Feel free to try the sanlock and sanlock-enabled libvirt packages from openSUSE Factory or our OBS Virtualization project. One thing to keep in mind is that the sanlock daemon protects resources for some process, in this case qemu/kvm.  If the sanlock daemon is terminated, it can no longer protect those resources and kills the processes for which it holds leases.  In other words, restarting the sanlock daemon will terminate your virtual machines!  If the sanlock daemon is SIGKILL’ed, then the watchdog daemon intervenes by resetting the entire host.  With this in mind, it would be wise to consider an appropriate disk cache mode such as ‘none’ or ‘writethrough’ to improve the integrity of your disk images in the event of a mass virtual machine kill off.

Removal of 32-bit Xen from openSUSE

As announced in July 2011 , the openSUSE Xen maintainers intended to discontinue support for 32-bit Xen host in openSUSE12.1. Now that 12.1 has been released, we are hearing complaints from users virtualizing on older P4-based systems. I understand their frustration, but given that the upstream Xen community has ignored the 32-bit host, and no other distros are supporting it, we can no longer justify the effort required to support it. Supported 32-bit Xen packages are going by way of the dodo, and dropping them in openSUSE may very well mean extinction.

That said, users still have a few options. First, we have quite stable 32 and 64-bit Xen packages in openSUSE11.4. The Xen version is 4.0.3, which has all the latest upstream fixes and improvements for the 4.0 branch. In fact, the package sources are shared with SLES11 SP1 and benefit from the broader user-base and QA of the enterprise product. openSUSE11.4 contains kernel version 2.6.37, which has excellent support for older P4-based hardware.

Another option is using the openSUSE Build Service to maintain your own 32-bit Xen packages. In fact, the community itself can maintain 32-bit Xen in the Virtualization project if there is enough interest. We will be happy to accept any patches that do not break 64-bit environments :-). One benefit of this option is that the openSUSE Factory Xen packages are developed in the Virtualization project. A community maintained, 32-bit Xen host in this project would be submitted to Factory, and hence included in the next openSUSE release, as part of the overall Xen package submission done by the openSUSE maintainers.

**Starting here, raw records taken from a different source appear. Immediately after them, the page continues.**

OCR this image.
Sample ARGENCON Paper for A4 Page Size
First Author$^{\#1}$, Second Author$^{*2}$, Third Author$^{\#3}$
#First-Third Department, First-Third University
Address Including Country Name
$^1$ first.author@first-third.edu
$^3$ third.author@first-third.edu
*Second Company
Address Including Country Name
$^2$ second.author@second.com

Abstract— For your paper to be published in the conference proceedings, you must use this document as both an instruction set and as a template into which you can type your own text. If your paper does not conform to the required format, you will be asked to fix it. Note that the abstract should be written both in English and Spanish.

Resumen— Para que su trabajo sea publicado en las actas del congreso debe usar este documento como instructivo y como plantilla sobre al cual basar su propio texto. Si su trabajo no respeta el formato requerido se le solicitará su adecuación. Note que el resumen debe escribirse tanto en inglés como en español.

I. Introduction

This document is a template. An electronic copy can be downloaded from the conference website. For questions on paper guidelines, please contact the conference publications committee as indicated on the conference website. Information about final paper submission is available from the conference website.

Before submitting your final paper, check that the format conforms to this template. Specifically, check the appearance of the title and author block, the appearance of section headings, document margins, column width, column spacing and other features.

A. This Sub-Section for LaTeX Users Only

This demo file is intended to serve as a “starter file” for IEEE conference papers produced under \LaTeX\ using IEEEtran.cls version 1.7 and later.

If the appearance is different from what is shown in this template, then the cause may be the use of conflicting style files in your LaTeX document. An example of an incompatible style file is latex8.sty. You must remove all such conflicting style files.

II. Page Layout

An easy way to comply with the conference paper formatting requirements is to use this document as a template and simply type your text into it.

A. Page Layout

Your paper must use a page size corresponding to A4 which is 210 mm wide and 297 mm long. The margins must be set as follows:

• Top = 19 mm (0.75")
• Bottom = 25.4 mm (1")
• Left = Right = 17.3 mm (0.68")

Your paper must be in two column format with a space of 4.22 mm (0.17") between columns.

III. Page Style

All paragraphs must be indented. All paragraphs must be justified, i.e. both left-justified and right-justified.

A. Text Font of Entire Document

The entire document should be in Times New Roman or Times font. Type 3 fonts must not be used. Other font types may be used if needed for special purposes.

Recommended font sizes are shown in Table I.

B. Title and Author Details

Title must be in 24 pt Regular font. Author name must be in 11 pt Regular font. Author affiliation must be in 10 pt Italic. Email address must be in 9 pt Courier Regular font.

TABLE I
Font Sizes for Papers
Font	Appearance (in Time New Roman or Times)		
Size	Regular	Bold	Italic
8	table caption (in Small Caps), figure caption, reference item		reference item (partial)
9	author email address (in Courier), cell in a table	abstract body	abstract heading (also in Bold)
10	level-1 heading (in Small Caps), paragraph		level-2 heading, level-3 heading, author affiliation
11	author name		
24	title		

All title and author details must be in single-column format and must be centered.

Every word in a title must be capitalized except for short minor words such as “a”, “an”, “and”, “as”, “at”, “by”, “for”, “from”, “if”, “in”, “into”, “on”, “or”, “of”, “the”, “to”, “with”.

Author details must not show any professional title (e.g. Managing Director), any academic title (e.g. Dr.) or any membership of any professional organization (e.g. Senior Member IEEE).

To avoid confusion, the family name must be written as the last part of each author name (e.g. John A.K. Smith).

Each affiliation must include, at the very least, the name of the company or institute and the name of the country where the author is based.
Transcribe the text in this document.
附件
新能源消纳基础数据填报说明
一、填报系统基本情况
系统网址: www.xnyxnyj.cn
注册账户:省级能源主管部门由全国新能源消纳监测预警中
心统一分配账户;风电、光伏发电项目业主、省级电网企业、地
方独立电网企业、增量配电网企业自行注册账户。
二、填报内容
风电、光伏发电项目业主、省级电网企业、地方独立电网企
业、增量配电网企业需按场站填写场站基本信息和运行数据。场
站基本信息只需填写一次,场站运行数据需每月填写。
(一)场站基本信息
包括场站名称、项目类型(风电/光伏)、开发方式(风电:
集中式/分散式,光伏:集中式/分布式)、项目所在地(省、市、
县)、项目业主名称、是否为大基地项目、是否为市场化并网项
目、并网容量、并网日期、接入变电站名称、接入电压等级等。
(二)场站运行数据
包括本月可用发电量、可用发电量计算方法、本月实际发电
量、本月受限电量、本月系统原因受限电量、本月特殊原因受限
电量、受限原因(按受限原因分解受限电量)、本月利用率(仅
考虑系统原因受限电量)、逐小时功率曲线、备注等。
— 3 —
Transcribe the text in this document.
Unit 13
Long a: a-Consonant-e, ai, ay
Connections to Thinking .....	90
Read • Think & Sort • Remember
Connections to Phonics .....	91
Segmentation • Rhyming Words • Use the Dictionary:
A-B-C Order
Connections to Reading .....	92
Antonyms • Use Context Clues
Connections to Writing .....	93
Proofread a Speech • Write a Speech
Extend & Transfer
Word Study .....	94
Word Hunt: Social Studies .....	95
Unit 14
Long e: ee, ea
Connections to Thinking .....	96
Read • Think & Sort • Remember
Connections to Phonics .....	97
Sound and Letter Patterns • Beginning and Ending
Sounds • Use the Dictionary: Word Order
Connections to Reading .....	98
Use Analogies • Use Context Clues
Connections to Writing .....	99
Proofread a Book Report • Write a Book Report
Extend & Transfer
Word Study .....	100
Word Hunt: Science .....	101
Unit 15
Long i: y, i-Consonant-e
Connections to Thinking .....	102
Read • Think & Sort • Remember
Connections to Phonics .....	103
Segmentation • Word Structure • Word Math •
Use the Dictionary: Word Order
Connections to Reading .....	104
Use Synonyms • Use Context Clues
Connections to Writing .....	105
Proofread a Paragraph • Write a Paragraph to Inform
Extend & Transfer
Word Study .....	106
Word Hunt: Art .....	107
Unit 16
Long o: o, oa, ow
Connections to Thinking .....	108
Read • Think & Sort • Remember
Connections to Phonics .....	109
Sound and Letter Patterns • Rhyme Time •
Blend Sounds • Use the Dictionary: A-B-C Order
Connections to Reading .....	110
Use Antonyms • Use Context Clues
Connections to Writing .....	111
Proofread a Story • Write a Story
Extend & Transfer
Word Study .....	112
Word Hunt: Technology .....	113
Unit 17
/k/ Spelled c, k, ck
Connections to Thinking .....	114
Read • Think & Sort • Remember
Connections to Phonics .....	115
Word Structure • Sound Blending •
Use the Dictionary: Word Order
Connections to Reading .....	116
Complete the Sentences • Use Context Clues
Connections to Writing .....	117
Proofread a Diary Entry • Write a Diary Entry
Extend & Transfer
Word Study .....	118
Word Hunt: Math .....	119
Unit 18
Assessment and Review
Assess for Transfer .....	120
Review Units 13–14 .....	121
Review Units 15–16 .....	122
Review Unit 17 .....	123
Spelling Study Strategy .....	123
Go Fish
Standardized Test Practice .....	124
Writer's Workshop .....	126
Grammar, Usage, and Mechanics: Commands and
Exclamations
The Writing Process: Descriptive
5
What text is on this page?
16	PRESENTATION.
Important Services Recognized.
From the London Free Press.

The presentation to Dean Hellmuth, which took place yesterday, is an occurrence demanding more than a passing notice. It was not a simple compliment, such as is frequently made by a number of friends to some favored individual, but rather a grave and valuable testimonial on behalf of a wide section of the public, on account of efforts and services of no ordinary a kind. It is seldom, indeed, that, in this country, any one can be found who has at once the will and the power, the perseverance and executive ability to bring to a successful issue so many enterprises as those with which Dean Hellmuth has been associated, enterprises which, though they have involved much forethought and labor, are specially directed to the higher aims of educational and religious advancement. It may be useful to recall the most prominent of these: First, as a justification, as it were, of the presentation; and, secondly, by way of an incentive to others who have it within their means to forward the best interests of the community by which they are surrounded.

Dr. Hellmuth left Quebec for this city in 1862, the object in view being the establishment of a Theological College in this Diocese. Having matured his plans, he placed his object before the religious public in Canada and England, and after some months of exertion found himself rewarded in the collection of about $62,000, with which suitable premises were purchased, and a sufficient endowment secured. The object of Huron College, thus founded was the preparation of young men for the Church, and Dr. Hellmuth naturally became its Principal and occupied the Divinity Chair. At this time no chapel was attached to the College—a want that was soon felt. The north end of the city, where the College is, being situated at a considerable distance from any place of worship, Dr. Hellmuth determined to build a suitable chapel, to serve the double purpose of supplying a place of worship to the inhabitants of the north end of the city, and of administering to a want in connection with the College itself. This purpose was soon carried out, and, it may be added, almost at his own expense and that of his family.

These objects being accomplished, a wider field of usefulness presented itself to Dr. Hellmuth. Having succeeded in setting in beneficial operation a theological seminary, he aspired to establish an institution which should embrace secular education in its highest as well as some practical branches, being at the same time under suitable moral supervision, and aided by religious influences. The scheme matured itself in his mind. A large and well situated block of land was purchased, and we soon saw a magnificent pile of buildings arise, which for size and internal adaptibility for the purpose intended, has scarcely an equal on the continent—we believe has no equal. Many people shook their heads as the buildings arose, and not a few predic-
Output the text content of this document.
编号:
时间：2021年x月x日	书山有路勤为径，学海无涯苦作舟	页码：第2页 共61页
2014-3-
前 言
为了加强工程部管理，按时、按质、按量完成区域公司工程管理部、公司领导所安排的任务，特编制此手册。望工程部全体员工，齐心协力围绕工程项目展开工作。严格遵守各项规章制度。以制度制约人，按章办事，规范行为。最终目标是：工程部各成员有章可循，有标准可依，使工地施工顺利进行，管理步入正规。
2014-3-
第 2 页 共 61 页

Updated libvirt for openSUSE12.1 RC1

Last week I updated the libvirt package for openSUSE12.1 RC1 / Factory to version 0.9.6. The package was also submitted for SLE11 SP2 Beta8. Changes since last update include backporting of AHCI controller patch for qemu driver. With this patch it is possible to use SATA drives with qemu instances. The following controller device XML is used to specify an AHCI controller

<controller type='sata' index='0'>
  <address type='pci' domain='0x0000' bus='0x00' slot='0x05' function='0x0'/>

The libvirt qemu driver supports many AHCI controllers, each with one bus and 6 units. To attach a SATA disk to a unit on an AHCI controller, use the following disk device XML

<disk type='file' device='disk'>
  <driver name='qemu' type='raw'/>
  <source file='/var/lib/libvirt/images/test/disk0.raw'/>
  <target dev='sda' bus='sata'/>
  <address type='drive' controller='0' bus='0' unit='0'/>

Also new to this libvirt update is opt-in for Apparmor confinement of qemu instances. /etc/libvirt/qemu.conf has been patched to explicitly set the security driver to ‘none’. If Apparmor is enabled on the host, libvirtd is generously confined since it needs access to many utilities and libraries, but users must opt-in to also have qemu instances launched by libvirtd confined. Simply edit /etc/libvirt/qemu.conf and change security_driver to ‘apparmor’. Of course, selinux is also available if users prefer it over Apparmor.